Lintjesregen (column 9; vrijwilligers in het zonnetje)

In mijn vorige column kondigde ik het al aan: dit jaar is de jaarlijkse lintjesregen in onze gemeente een heuse wolkbreuk! Gelet op ons inwoneraantal zou je zeven of acht koninklijke onderscheidingen mogen verwachten; het waren er zeventien, ruim het dubbele!

In Berg en Dal mogen we onszelf gelukkig prijzen, want wat hebben we veel inwoners die zich langdurig en  onbaatzuchtig inzetten voor onze gemeenschap! Daar ben ik als burgemeester heel erg trots op. Hoewel velen van hen het liefst in stilte en onopvallend hun werk doen, is hun bijzondere inzet gelukkig niet onopgemerkt gebleven.

Dat heeft dit jaar dus tot een recordaantal voordrachten voor een koninklijke onderscheiding geleid. In die voordrachten is de waardering vastgelegd van de vele personen, instellingen en verenigingen waarvoor al dat vrijwilligerswerk is verricht. Zo’n aanvraag is best een tijdrovende klus. Men is de archieven ingedoken en er zijn vele en vaak lange aanbiedingsbrieven opgesteld. De onderscheiding namens de koning is daarmee in feite de bekroning van een proces dat diepgeworteld is in lokale erkenning, waardering én dankbaarheid.

Gelukkig is de tijd voorbij dat je als afzwaaiende burgemeester of na dertig jaar bankdirecteurschap ‘automatisch’ geridderd werd. Niets ten nadele overigens van alle verdienstelijke bobo’s, want die zijn er zeker. Maar in Nederland is zo’n koninklijke erkenning er juist voor al die mensen die met beide voeten stevig in de plaatselijke klei onze dorpen een beetje mooier en warmer maken. Binnen de fanfare of harmonie, voor de kerk of één van de vele sport- en culturele verenigingen. Als taalmaatje of mantelzorger voor een familielid of buurtgenoot.

Zeventien onderscheidingen dit jaar; zijn we dan misschien nu wel klaar voor de komende jaren? Zeker niet, zou ik zeggen, integendeel! Ik wil de gelegenheid dan ook niet voorbij laten gaan om alle lezers van deze column op te roepen om eens goed om zich heen te kijken. Welke vrouw of man zet zich al jarenlang in voor de medemens en heeft volgens U voor al dat mooie werk een lintje zeker verdiend? Denk daarbij naast alle gouden jubilarissen ook eens aan al die veertigers en vijftigers die zich al 25 jaar of langer inzetten voor de goede zaak. Op lintjes.nl en de website van de gemeente is alle informatie te vinden.

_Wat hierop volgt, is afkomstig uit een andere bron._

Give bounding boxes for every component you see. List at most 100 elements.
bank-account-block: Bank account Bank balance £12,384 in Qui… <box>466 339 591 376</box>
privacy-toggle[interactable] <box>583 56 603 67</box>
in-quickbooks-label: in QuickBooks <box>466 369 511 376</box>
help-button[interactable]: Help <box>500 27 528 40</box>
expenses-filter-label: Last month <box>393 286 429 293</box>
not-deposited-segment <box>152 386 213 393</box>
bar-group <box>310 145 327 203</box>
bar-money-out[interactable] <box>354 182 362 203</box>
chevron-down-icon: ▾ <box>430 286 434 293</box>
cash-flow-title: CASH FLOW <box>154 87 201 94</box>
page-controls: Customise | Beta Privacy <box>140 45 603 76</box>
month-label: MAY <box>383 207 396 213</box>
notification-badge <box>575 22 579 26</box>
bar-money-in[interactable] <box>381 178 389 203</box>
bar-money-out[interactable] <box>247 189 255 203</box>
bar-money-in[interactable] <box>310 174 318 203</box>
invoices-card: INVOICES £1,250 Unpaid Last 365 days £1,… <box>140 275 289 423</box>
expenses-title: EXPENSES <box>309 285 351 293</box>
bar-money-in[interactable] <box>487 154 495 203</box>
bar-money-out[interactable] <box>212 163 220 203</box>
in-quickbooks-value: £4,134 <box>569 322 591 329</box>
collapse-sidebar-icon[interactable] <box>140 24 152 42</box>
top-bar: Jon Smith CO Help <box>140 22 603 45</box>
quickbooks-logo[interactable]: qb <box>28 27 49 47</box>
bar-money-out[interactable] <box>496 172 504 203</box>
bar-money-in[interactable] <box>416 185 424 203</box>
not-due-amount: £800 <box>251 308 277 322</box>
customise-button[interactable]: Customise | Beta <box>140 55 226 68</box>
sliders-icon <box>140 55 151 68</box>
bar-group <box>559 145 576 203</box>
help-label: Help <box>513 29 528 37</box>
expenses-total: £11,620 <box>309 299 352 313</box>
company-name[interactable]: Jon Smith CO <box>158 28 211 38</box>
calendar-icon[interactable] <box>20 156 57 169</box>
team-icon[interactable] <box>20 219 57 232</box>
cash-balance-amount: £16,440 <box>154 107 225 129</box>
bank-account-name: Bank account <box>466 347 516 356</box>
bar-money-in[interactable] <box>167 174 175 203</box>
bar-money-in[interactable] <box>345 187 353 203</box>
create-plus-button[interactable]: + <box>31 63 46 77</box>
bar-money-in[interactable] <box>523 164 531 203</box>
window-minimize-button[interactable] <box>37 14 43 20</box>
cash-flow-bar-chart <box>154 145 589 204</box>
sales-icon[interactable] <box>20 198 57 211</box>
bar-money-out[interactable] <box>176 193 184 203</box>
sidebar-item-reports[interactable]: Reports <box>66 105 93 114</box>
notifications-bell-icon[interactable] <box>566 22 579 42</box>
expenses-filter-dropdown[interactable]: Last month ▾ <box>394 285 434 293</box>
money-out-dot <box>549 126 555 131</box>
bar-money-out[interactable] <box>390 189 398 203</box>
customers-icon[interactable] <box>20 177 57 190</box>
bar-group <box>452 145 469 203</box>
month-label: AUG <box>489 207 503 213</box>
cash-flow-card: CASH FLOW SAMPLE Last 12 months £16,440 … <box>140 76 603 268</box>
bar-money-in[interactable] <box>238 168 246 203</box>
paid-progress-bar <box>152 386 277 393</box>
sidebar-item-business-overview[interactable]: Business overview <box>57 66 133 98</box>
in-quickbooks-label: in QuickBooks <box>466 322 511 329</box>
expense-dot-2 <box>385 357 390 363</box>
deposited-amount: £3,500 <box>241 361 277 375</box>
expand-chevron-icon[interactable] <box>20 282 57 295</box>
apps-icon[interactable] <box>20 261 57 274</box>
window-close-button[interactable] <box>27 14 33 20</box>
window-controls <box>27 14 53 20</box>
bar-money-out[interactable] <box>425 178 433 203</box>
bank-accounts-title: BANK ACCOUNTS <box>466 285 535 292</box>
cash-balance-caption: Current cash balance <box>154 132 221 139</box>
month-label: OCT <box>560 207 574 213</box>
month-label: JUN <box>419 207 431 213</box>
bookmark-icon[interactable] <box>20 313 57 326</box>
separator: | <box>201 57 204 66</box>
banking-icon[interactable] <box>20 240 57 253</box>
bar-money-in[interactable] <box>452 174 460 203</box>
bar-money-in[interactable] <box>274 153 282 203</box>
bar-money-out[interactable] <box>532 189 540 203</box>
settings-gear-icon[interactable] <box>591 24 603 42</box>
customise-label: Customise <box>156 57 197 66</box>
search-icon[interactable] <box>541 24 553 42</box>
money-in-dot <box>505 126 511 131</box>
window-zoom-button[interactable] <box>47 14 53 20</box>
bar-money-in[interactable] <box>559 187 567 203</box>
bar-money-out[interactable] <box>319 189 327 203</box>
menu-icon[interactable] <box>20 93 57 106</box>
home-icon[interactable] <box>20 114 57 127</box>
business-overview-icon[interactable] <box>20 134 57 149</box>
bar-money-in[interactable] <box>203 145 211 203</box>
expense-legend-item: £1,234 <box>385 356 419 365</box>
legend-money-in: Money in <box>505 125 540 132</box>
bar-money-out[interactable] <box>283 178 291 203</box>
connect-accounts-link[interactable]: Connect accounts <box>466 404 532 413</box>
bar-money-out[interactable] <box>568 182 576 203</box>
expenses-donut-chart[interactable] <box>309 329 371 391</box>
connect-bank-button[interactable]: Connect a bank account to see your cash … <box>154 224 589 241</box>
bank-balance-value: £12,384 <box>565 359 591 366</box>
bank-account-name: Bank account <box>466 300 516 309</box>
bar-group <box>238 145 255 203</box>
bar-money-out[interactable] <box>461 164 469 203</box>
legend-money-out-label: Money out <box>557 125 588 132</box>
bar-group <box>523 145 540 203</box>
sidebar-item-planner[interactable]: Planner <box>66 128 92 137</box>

Ik reken op U, zodat we er ook volgend jaar weer een prachtig feest voor al onze geweldige vrijwilligers van kunnen maken!

Het is zaliger te geven (column 8; samen vrijwilligers eren)

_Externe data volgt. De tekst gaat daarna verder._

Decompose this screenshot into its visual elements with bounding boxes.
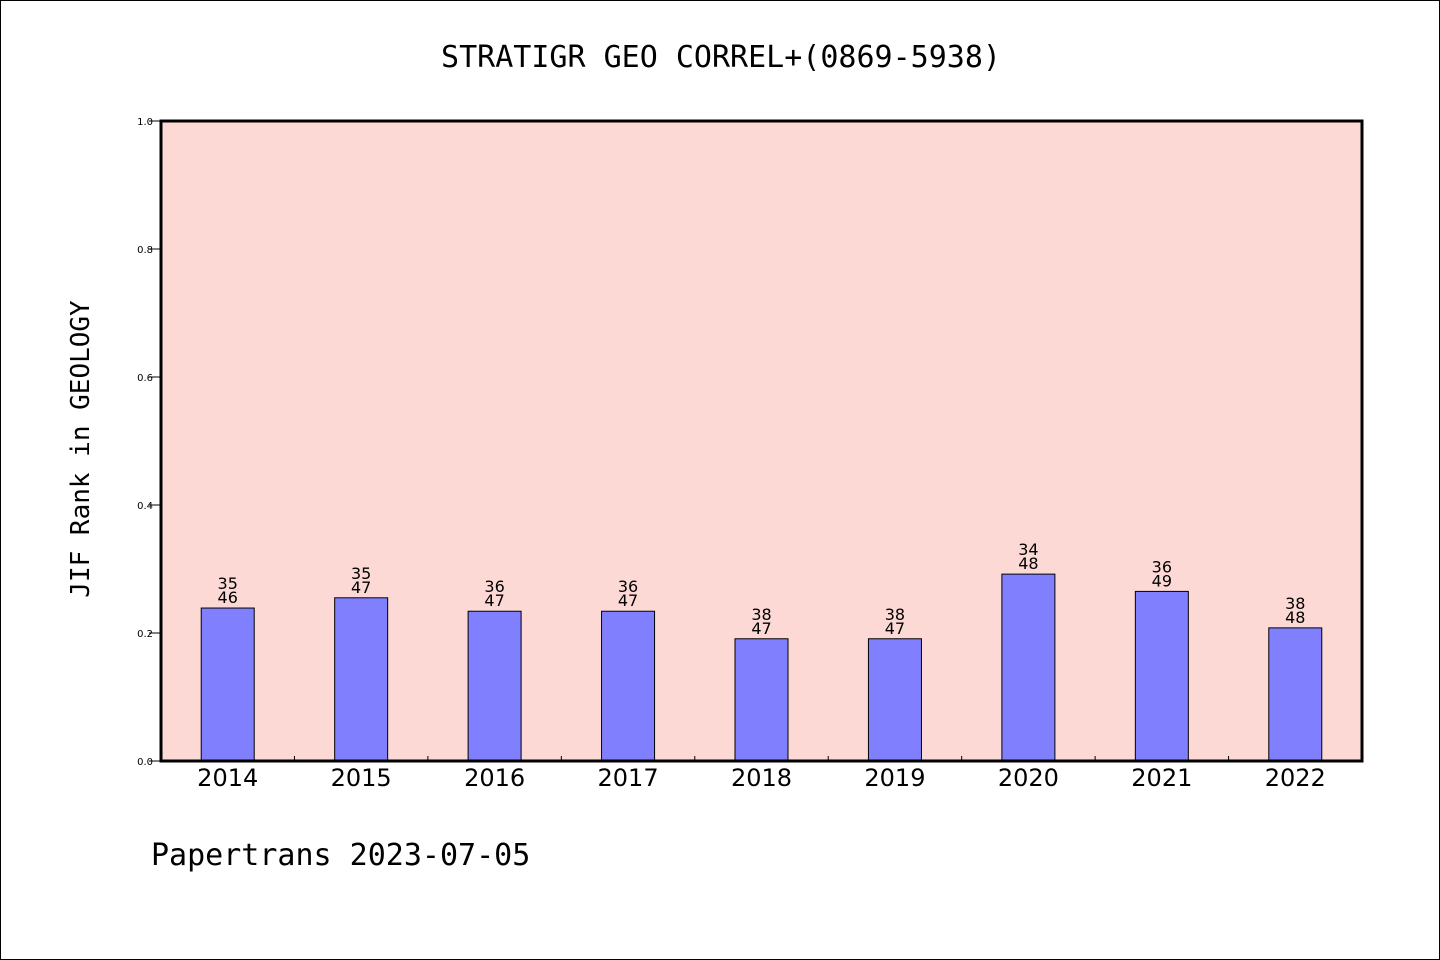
bar-2020 [1001, 573, 1056, 762]
bar-label-top: 36 [618, 577, 638, 596]
x-tick-label: 2022 [1265, 764, 1326, 792]
chart-title: STRATIGR GEO CORREL+(0869-5938) [441, 40, 1001, 75]
bar-label-bottom: 48 [1018, 554, 1038, 573]
footer-note: Papertrans 2023-07-05 [151, 838, 530, 873]
bar-label-bottom: 49 [1152, 571, 1172, 590]
bar-label-top: 35 [218, 574, 238, 593]
bar-2022 [1268, 627, 1323, 762]
bar-label-bottom: 47 [885, 619, 905, 638]
bar-label-bottom: 46 [218, 588, 238, 607]
x-tick-label: 2017 [598, 764, 659, 792]
bar-label-top: 36 [484, 577, 504, 596]
y-axis-label: JIF Rank in GEOLOGY [66, 300, 96, 598]
bar-label-top: 34 [1018, 540, 1038, 559]
bar-label-bottom: 47 [351, 578, 371, 597]
bar-label-top: 38 [1285, 594, 1305, 613]
bar-label-bottom: 48 [1285, 608, 1305, 627]
axes-layer: 2014 2015 2016 2017 2018 2019 2020 2021 2022 0.0 0… [137, 117, 1326, 792]
x-tick-label: 2018 [731, 764, 792, 792]
bar-label-top: 38 [751, 605, 771, 624]
bar-2018 [734, 638, 789, 762]
bar-2014 [200, 607, 255, 762]
y-tick-label: 0.4 [137, 501, 153, 512]
plot-border [159, 119, 1364, 763]
bar-2019 [867, 638, 922, 762]
bar-2021 [1134, 590, 1189, 762]
y-tick-label: 0.2 [137, 629, 153, 640]
bar-label-bottom: 47 [751, 619, 771, 638]
x-tick-label: 2016 [464, 764, 525, 792]
bar-label-bottom: 47 [618, 591, 638, 610]
x-tick-label: 2020 [998, 764, 1059, 792]
bar-2016 [467, 610, 522, 762]
bar-2015 [334, 597, 389, 762]
bar-label-bottom: 47 [484, 591, 504, 610]
y-tick-label: 1.0 [137, 117, 153, 128]
x-tick-label: 2021 [1131, 764, 1192, 792]
bar-2017 [601, 610, 656, 762]
bar-label-top: 38 [885, 605, 905, 624]
y-tick-label: 0.8 [137, 245, 153, 256]
x-tick-label: 2014 [197, 764, 258, 792]
bar-label-top: 36 [1152, 557, 1172, 576]
bar-label-top: 35 [351, 564, 371, 583]
x-tick-label: 2015 [331, 764, 392, 792]
y-tick-label: 0.6 [137, 373, 153, 384]
y-tick-label: 0.0 [137, 757, 153, 768]
x-tick-label: 2019 [864, 764, 925, 792]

Het is gebruikelijk om onze welvaart af te lezen aan wat we in een jaar met elkaar verdienen. Maar: we zijn veel rijker dan de optelsom van wat er op onze bankrekeningen wordt gestort. Elke dag weer immers wordt er een enorme hoeveelheid vrijwilligerswerk verzet die onze welvaart én ons welzijn vergroot. Mantelzorgers, vrijwilligers bij verenigingen en in het ouderen- of jongerenwerk, taalmaatjes enzovoort. Samen maken zij ons land tot wat het is. Onbetaald, maar van onschatbare waarde.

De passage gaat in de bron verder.